With a pronounced interest in links between literary production and extra-literary discursive formations and practices, her research has contributed to the fields of science and literature, medicine and literature, (post-)colonial and empire studies, as well as gender studies. In recent years, a main emphasis of her research has been on nineteenth-century cultures of orality (especially lecturing and speech-making) and nineteenth-century mass print cultures (especially periodicals).
She has edited or co-edited more than 10 edited collections and special journal issues, and published close to 70 chapters and articles in edited collections and peer reviewed journals.
Among her ongoing research and publication projects are:
- Early Modern Metropolitan Culture (Shakespeare, early modern city comedy, early modern urban culture; see DFG GRK 'Pre-Modern Metropolitanism' (GRK 2337)

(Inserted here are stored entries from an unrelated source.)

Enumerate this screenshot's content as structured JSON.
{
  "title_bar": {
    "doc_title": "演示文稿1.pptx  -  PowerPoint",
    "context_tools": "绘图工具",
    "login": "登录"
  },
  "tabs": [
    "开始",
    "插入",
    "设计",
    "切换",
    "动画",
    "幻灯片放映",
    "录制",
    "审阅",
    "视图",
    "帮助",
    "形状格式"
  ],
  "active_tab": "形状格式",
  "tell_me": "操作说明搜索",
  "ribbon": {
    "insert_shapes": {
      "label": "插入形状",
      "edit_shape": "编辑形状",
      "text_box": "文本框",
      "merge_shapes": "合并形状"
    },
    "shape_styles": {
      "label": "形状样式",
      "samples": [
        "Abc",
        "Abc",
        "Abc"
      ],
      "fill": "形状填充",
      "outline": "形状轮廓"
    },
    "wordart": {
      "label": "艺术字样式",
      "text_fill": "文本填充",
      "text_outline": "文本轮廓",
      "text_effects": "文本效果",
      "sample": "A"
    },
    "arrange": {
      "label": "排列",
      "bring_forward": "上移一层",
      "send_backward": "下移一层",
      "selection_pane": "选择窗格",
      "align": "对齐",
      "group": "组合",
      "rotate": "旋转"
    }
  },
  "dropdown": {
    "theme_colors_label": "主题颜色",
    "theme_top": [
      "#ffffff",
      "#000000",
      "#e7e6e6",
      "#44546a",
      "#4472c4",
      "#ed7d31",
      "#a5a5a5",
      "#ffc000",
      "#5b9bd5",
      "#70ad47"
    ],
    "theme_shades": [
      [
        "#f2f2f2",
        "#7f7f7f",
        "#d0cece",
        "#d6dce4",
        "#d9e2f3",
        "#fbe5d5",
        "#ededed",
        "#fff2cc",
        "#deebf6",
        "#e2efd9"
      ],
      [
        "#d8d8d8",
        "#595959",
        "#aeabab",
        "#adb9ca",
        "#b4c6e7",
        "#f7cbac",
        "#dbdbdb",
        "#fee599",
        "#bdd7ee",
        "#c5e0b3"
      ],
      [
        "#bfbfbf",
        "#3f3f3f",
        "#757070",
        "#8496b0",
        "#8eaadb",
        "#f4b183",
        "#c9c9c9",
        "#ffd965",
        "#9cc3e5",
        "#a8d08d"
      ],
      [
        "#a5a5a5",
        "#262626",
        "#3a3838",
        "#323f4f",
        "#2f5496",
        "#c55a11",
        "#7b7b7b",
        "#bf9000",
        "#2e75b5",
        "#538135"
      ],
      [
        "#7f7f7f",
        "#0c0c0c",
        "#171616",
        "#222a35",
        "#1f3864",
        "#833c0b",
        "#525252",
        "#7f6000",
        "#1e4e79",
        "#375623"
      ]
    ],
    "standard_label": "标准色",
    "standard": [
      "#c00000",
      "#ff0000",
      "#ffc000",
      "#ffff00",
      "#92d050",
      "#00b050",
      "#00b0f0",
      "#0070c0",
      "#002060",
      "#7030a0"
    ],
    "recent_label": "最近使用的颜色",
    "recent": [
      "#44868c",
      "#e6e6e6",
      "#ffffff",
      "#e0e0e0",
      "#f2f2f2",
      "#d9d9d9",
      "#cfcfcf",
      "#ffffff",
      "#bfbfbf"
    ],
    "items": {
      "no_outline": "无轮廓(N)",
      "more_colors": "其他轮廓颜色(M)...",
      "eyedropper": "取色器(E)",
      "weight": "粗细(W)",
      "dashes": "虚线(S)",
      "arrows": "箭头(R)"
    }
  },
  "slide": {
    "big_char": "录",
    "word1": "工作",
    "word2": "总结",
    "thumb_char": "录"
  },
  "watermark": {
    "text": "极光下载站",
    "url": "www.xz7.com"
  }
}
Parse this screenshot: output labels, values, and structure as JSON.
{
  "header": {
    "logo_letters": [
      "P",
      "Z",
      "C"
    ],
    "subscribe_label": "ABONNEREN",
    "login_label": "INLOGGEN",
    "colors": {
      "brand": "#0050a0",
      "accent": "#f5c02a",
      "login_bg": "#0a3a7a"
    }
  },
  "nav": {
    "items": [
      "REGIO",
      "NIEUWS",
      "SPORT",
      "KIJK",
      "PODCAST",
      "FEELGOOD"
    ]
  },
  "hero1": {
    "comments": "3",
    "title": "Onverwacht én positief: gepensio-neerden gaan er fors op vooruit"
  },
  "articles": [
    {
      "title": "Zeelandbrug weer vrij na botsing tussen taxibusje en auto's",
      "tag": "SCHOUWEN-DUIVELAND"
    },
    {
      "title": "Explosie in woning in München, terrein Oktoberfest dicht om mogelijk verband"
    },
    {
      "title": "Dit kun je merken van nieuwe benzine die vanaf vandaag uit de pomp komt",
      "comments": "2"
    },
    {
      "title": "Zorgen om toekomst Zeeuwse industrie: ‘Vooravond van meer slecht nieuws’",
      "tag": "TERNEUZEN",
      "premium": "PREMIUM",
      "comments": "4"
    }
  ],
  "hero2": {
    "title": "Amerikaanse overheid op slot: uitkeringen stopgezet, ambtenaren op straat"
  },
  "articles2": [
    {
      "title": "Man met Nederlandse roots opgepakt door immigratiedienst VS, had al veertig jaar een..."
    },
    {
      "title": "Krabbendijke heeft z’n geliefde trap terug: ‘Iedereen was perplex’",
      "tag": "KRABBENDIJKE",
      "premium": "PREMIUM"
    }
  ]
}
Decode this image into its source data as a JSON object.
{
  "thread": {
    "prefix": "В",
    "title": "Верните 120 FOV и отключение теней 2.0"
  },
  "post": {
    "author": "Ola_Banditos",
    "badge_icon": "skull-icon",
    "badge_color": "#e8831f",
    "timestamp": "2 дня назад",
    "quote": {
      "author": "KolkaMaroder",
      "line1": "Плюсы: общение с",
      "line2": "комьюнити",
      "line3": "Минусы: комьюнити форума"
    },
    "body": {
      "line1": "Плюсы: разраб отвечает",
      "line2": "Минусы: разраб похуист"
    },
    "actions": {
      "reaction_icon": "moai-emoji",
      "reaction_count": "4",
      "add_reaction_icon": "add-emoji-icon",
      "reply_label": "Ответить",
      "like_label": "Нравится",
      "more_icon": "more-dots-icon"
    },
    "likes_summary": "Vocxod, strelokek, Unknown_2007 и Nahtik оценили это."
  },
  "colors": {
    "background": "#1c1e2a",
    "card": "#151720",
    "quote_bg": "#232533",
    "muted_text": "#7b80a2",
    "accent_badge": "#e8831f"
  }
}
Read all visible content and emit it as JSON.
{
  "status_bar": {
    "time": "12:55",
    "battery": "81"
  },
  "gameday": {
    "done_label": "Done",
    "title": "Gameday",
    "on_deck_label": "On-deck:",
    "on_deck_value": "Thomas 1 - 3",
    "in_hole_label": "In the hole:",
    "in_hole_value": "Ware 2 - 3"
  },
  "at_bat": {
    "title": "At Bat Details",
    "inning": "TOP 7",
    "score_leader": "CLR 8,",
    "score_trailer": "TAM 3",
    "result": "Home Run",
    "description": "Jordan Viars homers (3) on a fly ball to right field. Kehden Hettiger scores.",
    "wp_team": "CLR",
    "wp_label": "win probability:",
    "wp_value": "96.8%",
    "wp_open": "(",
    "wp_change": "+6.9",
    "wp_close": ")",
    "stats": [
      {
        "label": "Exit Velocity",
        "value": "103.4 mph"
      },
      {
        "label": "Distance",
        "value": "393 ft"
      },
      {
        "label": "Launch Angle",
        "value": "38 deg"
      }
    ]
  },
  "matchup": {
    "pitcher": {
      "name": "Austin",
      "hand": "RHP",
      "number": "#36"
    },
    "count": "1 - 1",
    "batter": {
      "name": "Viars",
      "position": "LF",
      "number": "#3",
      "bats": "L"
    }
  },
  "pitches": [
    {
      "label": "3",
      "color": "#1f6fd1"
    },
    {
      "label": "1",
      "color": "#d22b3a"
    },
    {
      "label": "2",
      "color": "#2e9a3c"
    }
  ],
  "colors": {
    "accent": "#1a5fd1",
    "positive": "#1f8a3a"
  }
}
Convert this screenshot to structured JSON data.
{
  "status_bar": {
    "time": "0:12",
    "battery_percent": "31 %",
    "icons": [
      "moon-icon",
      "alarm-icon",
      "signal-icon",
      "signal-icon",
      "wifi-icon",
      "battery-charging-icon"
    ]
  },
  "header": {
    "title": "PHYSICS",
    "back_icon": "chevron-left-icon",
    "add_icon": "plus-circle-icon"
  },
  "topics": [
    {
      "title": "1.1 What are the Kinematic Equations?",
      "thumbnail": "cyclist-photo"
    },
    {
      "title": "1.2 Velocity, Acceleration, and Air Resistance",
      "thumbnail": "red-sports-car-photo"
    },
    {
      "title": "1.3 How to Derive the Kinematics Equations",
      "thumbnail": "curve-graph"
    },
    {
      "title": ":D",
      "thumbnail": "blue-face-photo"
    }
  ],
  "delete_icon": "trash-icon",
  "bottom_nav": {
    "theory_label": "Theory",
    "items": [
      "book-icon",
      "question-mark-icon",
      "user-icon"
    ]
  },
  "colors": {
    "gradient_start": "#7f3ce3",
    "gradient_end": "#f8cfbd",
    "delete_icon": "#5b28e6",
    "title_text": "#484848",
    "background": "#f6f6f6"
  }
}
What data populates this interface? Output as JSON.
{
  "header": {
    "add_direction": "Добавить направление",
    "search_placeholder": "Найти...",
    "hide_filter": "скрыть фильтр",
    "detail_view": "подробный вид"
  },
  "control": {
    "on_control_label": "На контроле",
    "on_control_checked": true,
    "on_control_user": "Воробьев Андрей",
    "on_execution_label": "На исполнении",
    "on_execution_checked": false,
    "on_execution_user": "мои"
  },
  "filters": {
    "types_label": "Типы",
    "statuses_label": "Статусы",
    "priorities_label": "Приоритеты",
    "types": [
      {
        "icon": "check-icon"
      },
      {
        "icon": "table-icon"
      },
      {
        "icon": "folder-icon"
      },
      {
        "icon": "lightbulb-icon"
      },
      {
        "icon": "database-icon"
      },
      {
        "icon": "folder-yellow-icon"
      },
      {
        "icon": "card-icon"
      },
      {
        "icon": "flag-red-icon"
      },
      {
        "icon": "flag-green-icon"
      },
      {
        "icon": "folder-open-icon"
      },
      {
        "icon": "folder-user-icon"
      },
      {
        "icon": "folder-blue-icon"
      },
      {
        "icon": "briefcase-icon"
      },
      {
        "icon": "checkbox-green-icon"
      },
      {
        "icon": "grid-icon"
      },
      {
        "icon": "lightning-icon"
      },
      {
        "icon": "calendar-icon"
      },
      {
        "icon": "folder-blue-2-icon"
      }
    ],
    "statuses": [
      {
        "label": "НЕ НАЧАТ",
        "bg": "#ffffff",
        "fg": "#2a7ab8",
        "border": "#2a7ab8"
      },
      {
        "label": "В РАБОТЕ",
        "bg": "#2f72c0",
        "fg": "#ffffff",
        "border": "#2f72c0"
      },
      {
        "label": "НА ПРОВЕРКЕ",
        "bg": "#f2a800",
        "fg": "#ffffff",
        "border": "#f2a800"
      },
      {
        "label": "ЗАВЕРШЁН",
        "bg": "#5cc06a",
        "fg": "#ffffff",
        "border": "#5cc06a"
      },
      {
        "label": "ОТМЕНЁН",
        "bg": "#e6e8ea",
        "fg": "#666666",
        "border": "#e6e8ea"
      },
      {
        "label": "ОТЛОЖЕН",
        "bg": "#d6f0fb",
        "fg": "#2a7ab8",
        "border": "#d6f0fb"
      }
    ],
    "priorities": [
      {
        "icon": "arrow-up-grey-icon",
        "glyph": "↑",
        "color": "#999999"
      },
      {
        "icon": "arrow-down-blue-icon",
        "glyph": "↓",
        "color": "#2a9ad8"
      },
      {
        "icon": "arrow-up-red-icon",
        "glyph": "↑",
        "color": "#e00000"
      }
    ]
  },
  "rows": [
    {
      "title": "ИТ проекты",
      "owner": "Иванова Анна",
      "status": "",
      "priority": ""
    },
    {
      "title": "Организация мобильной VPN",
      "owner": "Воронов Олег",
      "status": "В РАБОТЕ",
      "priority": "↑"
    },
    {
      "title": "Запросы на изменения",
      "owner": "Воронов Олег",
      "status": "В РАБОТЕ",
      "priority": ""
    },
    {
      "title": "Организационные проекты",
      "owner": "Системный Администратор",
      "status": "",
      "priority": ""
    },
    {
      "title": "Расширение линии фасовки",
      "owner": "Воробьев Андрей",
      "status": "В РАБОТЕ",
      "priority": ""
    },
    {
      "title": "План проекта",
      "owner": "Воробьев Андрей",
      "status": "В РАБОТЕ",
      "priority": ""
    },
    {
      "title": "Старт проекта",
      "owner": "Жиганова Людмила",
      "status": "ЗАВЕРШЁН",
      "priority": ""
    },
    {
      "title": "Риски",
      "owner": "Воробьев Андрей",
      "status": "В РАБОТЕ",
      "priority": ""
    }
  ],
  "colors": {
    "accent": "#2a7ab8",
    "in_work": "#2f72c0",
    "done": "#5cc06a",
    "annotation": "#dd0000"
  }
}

- Victorian Lecture Culture, Victorian Orality
DFG (German Research Foundation) funded project: 'Lecturing Females: Oral Performances, Gender and Sensationalism in Metropolitan Literary and Scientific Institutions and Mass Print Culture, 1860-1910' (ZW 81/8-1; ZW 81/8-2).
The central outcome from this project is the PI's monograph, "Lecturing Women in British Fiction, Periodicals and Public Orality, 1870-1910: The First Speech" (The Nineteenth Century Series, London: Routledge, 2025). The DFG supported the research and writing process via a research sabbatical for the PI ('replacement module').
As additional project outcomes, the PI has produced a range of research articles and co-edited two large research and teaching tools - a database (external link, opens in a new window), and a two-volume anthology collecting primary materials.